For extract former terminal word and unregistered word candidate translation respectively with front and rear word constitute phrase to appearing in phrase table when, The unregistered word candidate translation phrase length extraction step of the maximum length of unregistered word candidate translation phrase；

For extract former terminal word and unregistered word candidate translation respectively with front and rear word constitute phrase to appearing in phrase table when, And during unregistered word candidate translation phrase acquirement maximum length, the former terminal word phrase length extraction step of former terminal word phrase length.

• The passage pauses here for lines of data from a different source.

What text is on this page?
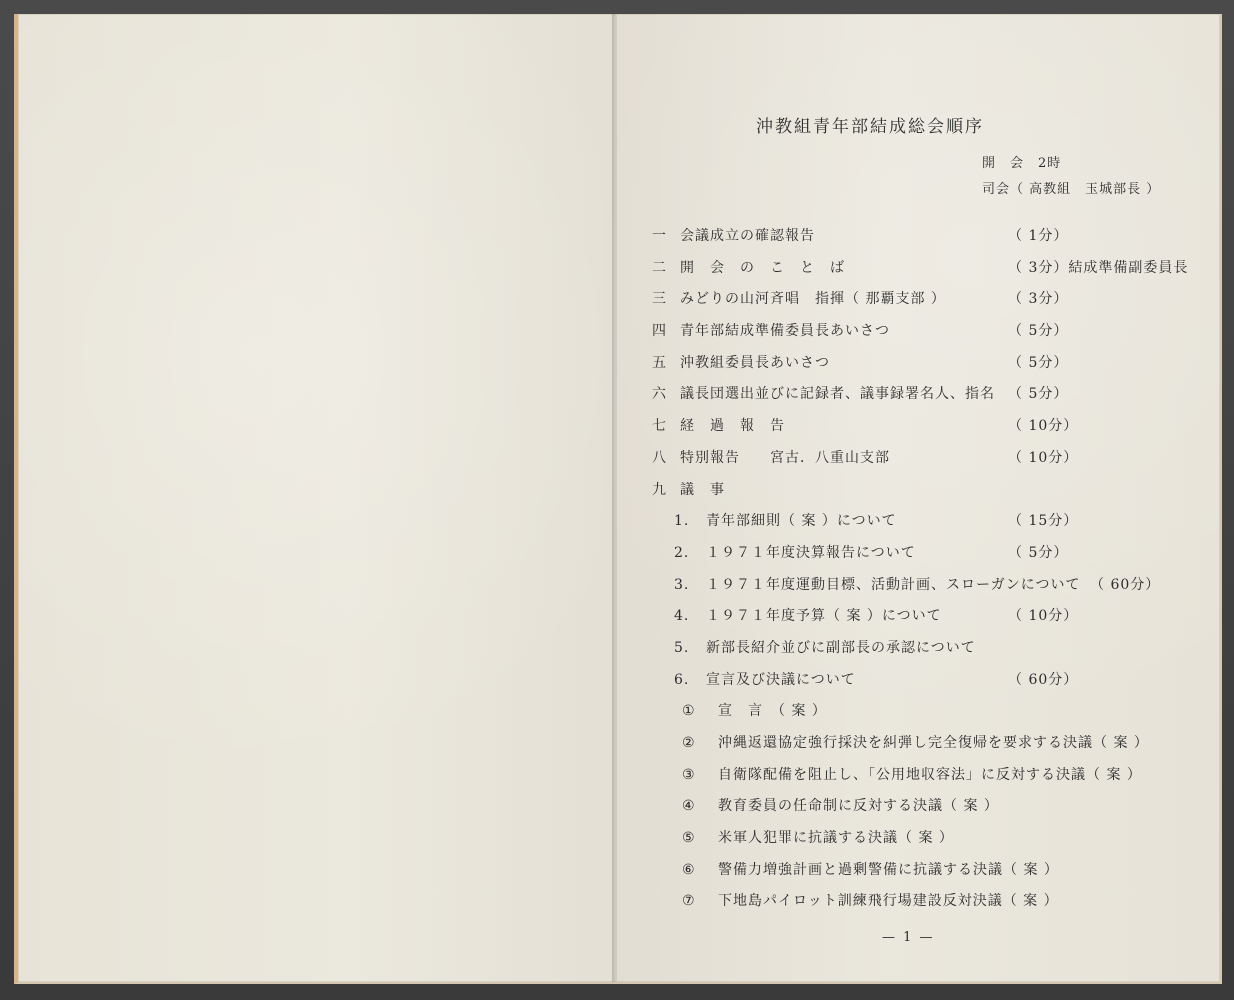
沖教組青年部結成総会順序
開　会　2時
司会（ 高教組　玉城部長 ）
一 会議成立の確認報告	（ 1分）
二 開　会　の　こ　と　ば	（ 3分）結成準備副委員長
三 みどりの山河斉唱　指揮（ 那覇支部 ）	（ 3分）
四 青年部結成準備委員長あいさつ	（ 5分）
五 沖教組委員長あいさつ	（ 5分）
六 議長団選出並びに記録者、議事録署名人、指名 （ 5分）
七 経　過　報　告	（ 10分）
八 特別報告　　宮古．八重山支部	（ 10分）
九 議　事
1. 青年部細則（ 案 ）について	（ 15分）
2. １９７１年度決算報告について	（ 5分）
3. １９７１年度運動目標、活動計画、スローガンについて （ 60分）
4. １９７１年度予算（ 案 ）について	（ 10分）
5. 新部長紹介並びに副部長の承認について
6. 宣言及び決議について	（ 60分）
① 宣　言　（ 案 ）
② 沖縄返還協定強行採決を糾弾し完全復帰を要求する決議（ 案 ）
③ 自衛隊配備を阻止し、「公用地収容法」に反対する決議（ 案 ）
④ 教育委員の任命制に反対する決議（ 案 ）
⑤ 米軍人犯罪に抗議する決議（ 案 ）
⑥ 警備力増強計画と過剰警備に抗議する決議（ 案 ）
⑦ 下地島パイロット訓練飛行場建設反対決議（ 案 ）
— 1 —
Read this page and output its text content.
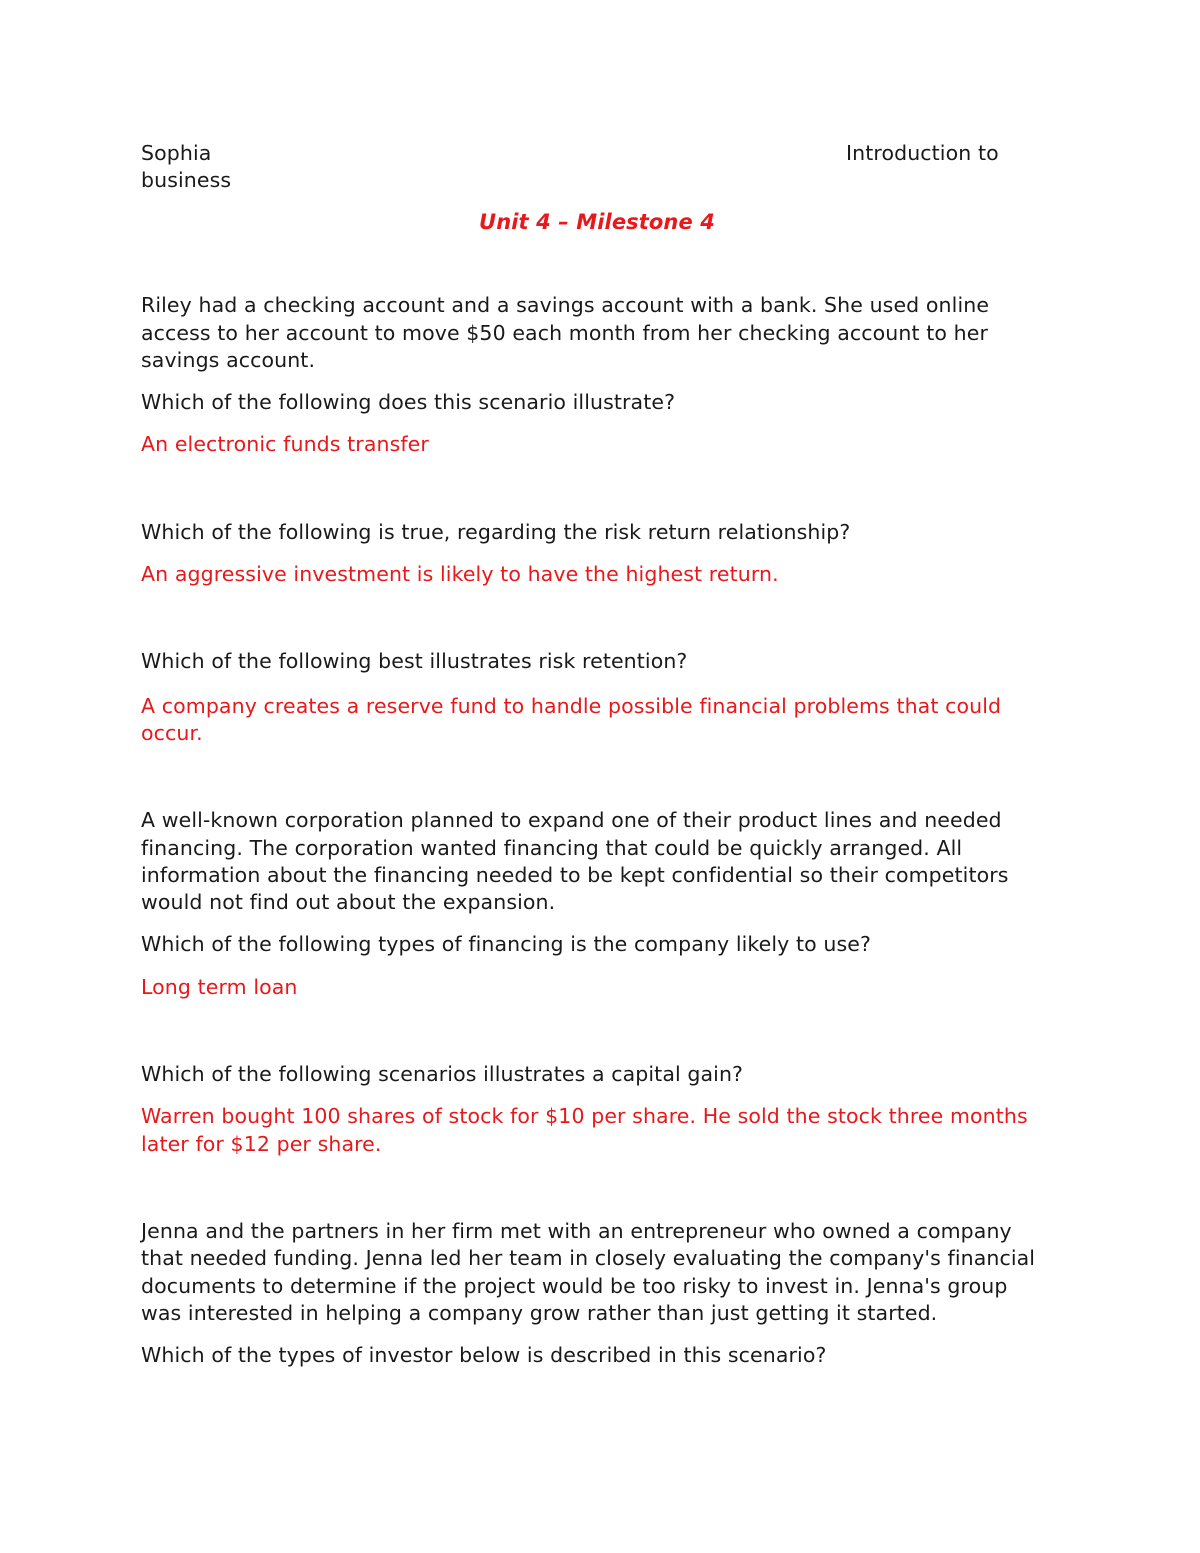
Sophia	Introduction to

business

Unit 4 – Milestone 4

Riley had a checking account and a savings account with a bank. She used online access to her account to move $50 each month from her checking account to her savings account.

Which of the following does this scenario illustrate?

An electronic funds transfer

Which of the following is true, regarding the risk return relationship?

An aggressive investment is likely to have the highest return.

Which of the following best illustrates risk retention?

A company creates a reserve fund to handle possible financial problems that could occur.

A well-known corporation planned to expand one of their product lines and needed financing. The corporation wanted financing that could be quickly arranged. All information about the financing needed to be kept confidential so their competitors would not find out about the expansion.

Which of the following types of financing is the company likely to use?

Long term loan

Which of the following scenarios illustrates a capital gain?

Warren bought 100 shares of stock for $10 per share. He sold the stock three months later for $12 per share.

Jenna and the partners in her firm met with an entrepreneur who owned a company that needed funding. Jenna led her team in closely evaluating the company's financial documents to determine if the project would be too risky to invest in. Jenna's group was interested in helping a company grow rather than just getting it started.

Which of the types of investor below is described in this scenario?
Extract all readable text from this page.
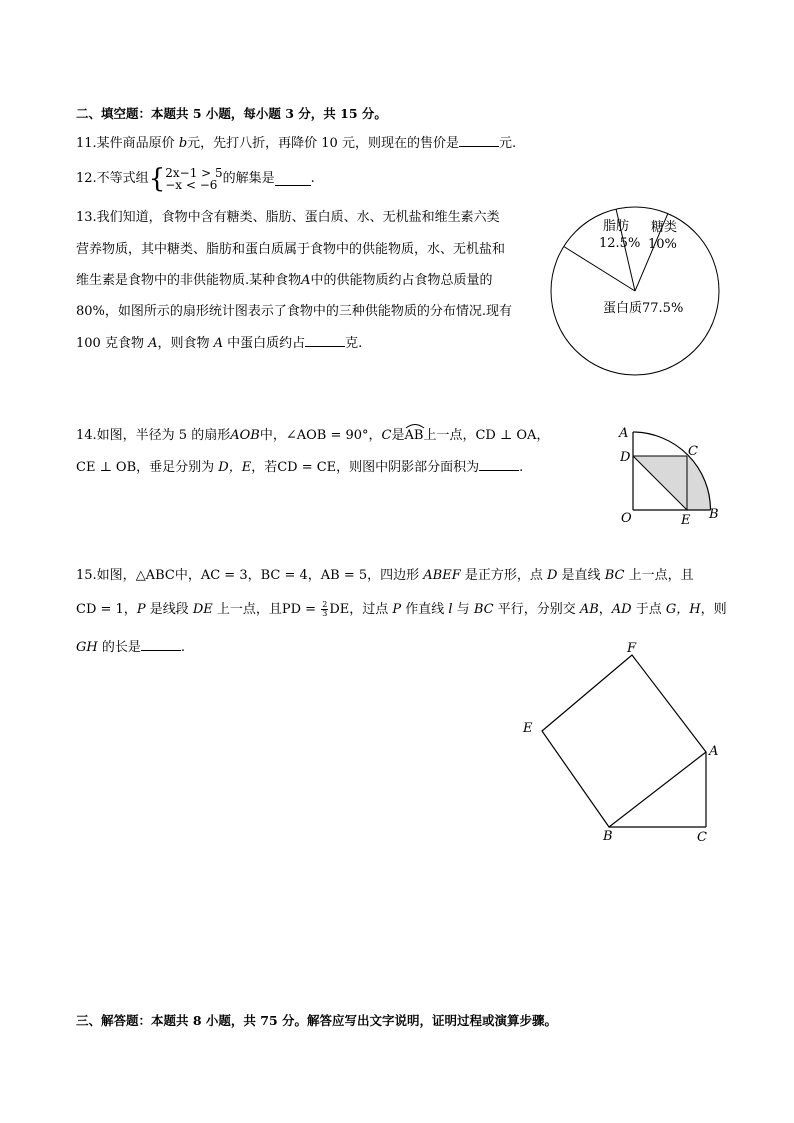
二、填空题：本题共 5 小题，每小题 3 分，共 15 分。
11.某件商品原价 b元，先打八折，再降价 10 元，则现在的售价是	元.
12.不等式组{ 2x−1 > 5
−x < −6 的解集是	.
13.我们知道，食物中含有糖类、脂肪、蛋白质、水、无机盐和维生素六类
营养物质，其中糖类、脂肪和蛋白质属于食物中的供能物质，水、无机盐和
维生素是食物中的非供能物质.某种食物A中的供能物质约占食物总质量的
80%，如图所示的扇形统计图表示了食物中的三种供能物质的分布情况.现有
100 克食物 A，则食物 A 中蛋白质约占	克.
脂肪
12.5%
糖类
10%
蛋白质77.5%
14.如图，半径为 5 的扇形AOB中，∠AOB = 90°，C是
AB上一点，CD ⊥ OA，
CE ⊥ OB，垂足分别为 D，E，若CD = CE，则图中阴影部分面积为	.
A
D	C
O	E B
15.如图，△ABC中，AC = 3，BC = 4，AB = 5，四边形 ABEF 是正方形，点 D 是直线 BC 上一点，且
CD = 1，P 是线段 DE 上一点，且PD = $\frac{2}{3}$ DE，过点 P 作直线 l 与 BC 平行，分别交 AB，AD 于点 G，H，则
GH 的长是	.	F
E
A
B	C
三、解答题：本题共 8 小题，共 75 分。解答应写出文字说明，证明过程或演算步骤。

10. unregistered word interpretation method according to claim 7, it is characterised in that the language model characteristic extraction step Including：

Appeared in for extracting unregistered word candidate translation in continuously translation sequence of terms<unk>It is not logged in during mark position The positive n gram language models probability extraction step of the positive n gram language models probability of word candidate translation；

Appeared in for extracting unregistered word candidate translation in continuously translation sequence of terms<unk>It is not logged in during mark position The reverse n gram language models probability extraction step of the reverse n gram language models probability of word candidate translation；

Appeared in for extracting unregistered word candidate translation<unk>During mark position, the unregistered word candidate of corresponding first number is included The word string number of extracted step of the word string quantity of translation.